In einer Plenarsitzung des Bundestags noch vor den letzten Landtagswahlen in Baden-Württemberg warf Bundeskanzlerin Merkel der Partei Bündnis 90 / Die Grünen Inkonsequenz vor. Die Grünen - so Merkel - seien im Badischen (gemeint war Rastatt) für einen Bahntunnel, in Stuttgart lehnten sie aber Stuttgart 21 mit seinen Tunnelbauten ab.

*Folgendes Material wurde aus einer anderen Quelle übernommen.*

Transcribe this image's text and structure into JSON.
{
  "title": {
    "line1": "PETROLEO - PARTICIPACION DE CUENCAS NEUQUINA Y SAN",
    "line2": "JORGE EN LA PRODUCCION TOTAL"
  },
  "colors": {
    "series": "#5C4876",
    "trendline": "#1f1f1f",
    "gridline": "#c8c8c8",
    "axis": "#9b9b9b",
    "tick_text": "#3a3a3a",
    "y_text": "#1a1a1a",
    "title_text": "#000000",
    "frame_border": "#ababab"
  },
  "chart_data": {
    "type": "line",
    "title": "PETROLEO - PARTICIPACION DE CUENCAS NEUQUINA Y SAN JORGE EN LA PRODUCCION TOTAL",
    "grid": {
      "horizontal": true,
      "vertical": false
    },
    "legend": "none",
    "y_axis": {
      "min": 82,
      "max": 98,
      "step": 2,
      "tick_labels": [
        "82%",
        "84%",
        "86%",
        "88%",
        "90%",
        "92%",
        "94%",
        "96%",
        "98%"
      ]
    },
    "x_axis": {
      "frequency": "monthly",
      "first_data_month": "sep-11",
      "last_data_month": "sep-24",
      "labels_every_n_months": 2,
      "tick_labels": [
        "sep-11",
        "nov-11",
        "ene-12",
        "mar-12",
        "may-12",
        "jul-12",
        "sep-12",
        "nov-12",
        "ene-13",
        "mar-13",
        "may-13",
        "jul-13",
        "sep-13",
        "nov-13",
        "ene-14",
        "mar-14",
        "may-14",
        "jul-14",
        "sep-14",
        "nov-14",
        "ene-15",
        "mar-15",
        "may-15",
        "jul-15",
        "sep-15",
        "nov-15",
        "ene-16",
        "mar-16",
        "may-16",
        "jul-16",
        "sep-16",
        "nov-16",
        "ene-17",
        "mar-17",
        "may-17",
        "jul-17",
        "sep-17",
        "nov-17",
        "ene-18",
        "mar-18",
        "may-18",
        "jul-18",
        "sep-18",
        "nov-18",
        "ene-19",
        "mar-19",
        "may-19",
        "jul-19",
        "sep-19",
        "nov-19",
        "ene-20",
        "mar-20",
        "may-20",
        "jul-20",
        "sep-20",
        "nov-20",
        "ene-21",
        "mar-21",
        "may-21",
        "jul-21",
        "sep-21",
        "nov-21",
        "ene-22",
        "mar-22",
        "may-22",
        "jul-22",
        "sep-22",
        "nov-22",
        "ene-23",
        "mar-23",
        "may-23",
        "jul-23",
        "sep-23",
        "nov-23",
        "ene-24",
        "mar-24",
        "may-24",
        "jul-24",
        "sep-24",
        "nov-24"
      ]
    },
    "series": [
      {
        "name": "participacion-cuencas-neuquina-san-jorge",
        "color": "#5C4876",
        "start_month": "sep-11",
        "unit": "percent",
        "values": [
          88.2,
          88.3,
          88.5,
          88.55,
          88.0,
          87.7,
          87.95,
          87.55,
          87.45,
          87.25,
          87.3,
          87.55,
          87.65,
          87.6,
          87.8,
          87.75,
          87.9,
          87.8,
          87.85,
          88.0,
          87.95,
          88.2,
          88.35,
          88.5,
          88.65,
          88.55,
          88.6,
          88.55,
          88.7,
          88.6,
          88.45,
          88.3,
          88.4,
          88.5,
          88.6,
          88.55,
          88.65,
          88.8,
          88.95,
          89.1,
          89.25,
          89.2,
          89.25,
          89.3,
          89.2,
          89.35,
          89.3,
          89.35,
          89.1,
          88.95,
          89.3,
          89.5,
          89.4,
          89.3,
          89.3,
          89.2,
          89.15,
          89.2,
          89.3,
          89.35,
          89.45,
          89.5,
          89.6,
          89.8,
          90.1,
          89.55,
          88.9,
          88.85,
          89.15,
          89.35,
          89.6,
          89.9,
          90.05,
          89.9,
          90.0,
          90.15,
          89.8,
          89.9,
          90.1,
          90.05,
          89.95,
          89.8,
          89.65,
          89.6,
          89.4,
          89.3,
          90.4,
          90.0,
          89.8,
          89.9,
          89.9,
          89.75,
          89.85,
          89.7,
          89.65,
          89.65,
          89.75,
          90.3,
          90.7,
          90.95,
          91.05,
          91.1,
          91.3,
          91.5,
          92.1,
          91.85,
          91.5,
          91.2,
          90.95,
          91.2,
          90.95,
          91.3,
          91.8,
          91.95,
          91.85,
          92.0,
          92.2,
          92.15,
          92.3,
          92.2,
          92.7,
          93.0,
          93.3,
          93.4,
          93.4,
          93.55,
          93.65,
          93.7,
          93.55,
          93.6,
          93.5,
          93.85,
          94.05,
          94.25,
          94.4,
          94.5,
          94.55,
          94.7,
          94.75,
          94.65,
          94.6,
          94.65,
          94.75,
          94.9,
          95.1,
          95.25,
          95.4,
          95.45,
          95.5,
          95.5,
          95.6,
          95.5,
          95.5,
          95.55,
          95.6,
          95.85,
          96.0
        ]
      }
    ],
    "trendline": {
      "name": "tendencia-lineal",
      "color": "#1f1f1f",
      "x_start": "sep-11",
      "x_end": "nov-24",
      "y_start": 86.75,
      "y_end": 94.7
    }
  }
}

Die Grünen unterließen es in der Folge, im Bundestag direkt auf diesen Angriff zu antworten. Das war eine richtige Entscheidung. Denn es ist ein Ding der Unmöglichkeit, Frau Merkel, die zumindest bei dieser Bundestagesdebatte ohne jegliche Sachkenntnis in Sachen Eisenbahn und ohne örtliche Detailkenntnis auftrat, innerhalb weniger Minuten über den Sachverhalt zu unterrichten.
Wie wollen heute mal in diesem Blog das Projekt des Rastatter Tunnels etwas näher betrachten. Und anschließend wollen wir dieses Projekt dem Projekt Stuttgart 21 gegenüberstellen.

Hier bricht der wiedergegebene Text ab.